Dalmatian Italian actress (1926–2008)

Xenia Valderi (21 January 1926 – 3 November 2008) was a Dalmatian Italian actress.

==Early life==
The daughter of a Dalmatian Italian father and German mother, Xenia Valderi (née Valdameri) was born at Split in today's Croatia. She moved to Rome as a young woman after World War II, for a career in acting.

==Career==
Xenia Valderi (she used a shorter version of her original surname) appeared regularly in Italian films of the 1950s and 1960s, including Gianni Puccini's The Captain of Venice (1951), Mario Amendola and Ruggero Maccari's Il tallone di Achille (1952), Carlo Borghesio's The Steel Rope (1953), Luigi Comencini's La valigia dei sogni (1953), Luigi Zampa's Woman of Rome (1954) with Gina Lollabrigida, Lionello De Felice's Too Young for Love (1955), De Felice's Desperate Farewell (1955), Federico Fellini's Il Bidone (1955), De Felice's 100 Years of Love (1954), Mario Mattoli's Move and I'll Shoot (1958), Mattoli's Non perdiamo la testa (1959), Lucio Fulci's The Swindlers (1963), Michelangelo Antonioni's Red Desert (1964), with Monica Vitti and Richard Harris, and Ettore Maria Fizzarotti Mi vedrai tornare (1966).

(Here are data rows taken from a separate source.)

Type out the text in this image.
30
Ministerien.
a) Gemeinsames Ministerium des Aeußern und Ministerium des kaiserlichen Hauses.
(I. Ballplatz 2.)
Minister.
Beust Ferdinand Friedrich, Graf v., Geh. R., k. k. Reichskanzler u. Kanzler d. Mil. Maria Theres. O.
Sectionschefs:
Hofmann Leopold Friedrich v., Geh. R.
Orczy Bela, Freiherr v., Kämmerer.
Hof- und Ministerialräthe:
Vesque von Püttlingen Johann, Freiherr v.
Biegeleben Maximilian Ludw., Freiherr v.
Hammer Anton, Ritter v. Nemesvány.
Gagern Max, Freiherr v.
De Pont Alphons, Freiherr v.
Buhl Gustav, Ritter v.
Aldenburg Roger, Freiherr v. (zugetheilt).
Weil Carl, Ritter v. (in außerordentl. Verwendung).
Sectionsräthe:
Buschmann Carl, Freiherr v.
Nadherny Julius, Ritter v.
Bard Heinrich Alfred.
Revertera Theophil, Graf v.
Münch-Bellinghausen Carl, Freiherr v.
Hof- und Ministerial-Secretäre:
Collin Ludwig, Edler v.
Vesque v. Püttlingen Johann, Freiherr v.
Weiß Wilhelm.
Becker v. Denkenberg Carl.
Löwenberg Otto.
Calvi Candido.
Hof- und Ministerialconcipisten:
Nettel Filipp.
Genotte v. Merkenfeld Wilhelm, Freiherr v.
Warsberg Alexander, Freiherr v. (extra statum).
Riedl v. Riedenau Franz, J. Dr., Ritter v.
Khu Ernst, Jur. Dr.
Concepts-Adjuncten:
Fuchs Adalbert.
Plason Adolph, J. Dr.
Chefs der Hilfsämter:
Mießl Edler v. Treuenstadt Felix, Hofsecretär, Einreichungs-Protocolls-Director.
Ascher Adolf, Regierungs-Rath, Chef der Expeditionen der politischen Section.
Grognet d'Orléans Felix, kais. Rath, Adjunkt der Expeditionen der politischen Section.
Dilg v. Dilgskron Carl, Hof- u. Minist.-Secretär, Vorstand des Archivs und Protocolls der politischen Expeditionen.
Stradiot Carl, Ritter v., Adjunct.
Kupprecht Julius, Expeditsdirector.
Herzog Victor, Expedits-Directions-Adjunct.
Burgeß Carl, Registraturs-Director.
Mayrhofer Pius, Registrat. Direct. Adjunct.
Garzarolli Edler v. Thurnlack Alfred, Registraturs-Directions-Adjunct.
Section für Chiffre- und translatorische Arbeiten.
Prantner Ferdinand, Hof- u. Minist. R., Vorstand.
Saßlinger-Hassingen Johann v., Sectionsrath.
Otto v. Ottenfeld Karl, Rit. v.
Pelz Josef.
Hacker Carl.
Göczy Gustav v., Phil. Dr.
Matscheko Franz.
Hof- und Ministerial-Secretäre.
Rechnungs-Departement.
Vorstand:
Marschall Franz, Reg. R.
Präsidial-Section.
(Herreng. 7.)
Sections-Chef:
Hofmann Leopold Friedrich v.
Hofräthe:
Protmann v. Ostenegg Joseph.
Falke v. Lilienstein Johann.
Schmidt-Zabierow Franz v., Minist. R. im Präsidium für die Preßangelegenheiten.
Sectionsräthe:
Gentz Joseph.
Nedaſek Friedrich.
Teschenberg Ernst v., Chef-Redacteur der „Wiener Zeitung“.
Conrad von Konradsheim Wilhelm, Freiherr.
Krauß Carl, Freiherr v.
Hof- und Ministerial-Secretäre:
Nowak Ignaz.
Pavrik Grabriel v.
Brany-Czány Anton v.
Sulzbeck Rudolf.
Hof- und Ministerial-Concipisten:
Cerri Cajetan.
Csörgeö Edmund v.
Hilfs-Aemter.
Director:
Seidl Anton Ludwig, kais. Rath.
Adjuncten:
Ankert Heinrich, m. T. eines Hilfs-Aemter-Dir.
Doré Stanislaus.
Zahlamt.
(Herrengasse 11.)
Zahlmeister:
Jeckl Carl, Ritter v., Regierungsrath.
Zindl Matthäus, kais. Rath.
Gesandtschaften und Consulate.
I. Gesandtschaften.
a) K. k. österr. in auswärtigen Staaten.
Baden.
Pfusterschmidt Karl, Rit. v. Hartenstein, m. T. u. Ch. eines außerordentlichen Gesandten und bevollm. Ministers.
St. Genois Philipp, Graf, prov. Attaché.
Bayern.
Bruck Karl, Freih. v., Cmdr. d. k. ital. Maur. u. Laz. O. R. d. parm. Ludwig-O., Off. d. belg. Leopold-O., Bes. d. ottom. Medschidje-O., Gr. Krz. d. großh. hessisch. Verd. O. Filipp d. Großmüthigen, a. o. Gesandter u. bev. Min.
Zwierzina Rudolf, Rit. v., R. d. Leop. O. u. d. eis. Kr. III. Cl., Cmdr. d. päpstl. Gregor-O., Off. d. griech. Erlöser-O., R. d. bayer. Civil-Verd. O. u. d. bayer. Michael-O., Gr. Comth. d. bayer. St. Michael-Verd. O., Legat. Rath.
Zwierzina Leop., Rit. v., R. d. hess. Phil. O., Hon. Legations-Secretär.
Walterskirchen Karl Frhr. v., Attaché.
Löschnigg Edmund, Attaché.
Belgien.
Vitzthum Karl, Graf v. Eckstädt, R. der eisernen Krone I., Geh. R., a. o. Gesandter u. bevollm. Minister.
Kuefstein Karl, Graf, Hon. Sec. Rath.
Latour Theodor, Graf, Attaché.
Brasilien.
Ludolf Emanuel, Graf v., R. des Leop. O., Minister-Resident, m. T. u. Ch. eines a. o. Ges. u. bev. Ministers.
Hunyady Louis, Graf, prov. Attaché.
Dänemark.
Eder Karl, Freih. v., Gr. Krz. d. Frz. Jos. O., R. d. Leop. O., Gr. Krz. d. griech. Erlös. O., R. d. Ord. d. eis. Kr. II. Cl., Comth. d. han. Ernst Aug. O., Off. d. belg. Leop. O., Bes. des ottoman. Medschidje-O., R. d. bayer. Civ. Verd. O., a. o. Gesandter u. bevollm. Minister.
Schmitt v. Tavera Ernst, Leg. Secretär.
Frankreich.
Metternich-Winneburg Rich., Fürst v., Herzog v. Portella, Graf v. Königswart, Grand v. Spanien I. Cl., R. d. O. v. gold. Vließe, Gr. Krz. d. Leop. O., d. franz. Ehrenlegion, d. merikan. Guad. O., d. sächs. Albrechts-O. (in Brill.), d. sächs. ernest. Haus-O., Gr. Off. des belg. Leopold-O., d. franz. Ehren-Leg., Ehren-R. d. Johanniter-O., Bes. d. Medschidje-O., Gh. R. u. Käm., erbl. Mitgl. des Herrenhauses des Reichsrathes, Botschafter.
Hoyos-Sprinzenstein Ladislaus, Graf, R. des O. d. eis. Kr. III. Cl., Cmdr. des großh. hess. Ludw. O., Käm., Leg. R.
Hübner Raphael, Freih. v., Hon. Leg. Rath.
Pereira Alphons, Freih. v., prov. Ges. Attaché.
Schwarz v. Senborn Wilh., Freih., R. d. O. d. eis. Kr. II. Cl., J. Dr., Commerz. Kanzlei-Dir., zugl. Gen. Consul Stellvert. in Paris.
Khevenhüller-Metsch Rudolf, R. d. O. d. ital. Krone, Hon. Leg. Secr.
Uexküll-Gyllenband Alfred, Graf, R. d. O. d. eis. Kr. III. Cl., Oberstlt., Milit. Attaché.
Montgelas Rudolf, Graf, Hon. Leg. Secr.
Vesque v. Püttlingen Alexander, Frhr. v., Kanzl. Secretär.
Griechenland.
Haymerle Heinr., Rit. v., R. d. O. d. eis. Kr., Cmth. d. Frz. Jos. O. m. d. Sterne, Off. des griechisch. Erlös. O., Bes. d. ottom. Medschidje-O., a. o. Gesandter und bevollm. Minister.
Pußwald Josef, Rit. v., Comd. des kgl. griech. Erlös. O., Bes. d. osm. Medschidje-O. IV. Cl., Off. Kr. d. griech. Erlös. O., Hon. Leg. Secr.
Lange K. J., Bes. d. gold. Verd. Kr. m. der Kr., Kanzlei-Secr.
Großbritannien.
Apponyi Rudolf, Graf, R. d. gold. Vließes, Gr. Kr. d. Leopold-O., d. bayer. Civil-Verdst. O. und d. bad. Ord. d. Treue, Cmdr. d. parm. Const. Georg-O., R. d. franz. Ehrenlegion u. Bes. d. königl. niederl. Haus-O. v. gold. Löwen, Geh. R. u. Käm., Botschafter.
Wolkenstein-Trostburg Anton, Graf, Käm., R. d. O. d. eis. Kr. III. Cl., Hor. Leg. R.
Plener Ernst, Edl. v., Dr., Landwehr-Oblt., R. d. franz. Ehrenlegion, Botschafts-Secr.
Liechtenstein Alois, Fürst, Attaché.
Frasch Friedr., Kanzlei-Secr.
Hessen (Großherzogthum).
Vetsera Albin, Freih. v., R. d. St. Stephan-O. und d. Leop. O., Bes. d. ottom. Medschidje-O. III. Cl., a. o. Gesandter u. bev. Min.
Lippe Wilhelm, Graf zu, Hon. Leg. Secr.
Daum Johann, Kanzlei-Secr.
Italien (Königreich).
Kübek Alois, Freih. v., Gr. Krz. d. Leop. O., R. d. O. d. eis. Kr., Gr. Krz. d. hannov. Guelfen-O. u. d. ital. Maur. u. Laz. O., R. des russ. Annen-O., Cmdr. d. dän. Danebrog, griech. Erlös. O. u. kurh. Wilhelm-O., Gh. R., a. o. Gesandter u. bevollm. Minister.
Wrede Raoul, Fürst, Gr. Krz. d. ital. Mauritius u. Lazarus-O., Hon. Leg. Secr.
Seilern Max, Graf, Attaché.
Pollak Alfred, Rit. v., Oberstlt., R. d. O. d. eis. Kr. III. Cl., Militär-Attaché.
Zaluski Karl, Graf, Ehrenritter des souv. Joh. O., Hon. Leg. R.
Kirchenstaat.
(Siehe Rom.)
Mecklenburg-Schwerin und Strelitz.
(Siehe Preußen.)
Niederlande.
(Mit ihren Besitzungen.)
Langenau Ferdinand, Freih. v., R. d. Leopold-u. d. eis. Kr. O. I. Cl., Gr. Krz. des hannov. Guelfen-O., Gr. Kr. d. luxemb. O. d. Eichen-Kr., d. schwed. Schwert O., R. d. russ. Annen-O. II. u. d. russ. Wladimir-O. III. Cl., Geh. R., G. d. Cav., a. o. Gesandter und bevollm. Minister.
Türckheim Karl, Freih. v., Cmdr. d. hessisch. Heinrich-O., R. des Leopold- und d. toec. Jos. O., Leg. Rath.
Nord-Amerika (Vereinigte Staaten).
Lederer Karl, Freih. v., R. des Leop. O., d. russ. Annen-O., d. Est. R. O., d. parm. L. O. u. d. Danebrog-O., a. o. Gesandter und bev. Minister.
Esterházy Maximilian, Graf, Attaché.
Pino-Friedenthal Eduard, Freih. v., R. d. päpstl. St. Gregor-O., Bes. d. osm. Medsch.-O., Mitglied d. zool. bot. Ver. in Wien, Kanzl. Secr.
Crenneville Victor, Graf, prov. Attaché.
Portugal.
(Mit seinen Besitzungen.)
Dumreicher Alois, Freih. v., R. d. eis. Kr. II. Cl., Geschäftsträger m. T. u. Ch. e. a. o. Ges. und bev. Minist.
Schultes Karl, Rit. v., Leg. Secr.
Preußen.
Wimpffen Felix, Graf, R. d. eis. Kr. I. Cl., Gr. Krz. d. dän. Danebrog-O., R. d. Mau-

She was specialized in bourgeois, snobby and often scatterbrained characters. She was also featured in some Italian television programs and on the musical comedy stage.

==Personal life and death==
Xenia Valderi was said to be romantically involved with fellow actor Jacques Sernas in 1954.

Valderi died in Castelnuovo di Porto on 3 November 2008, at the age of 87.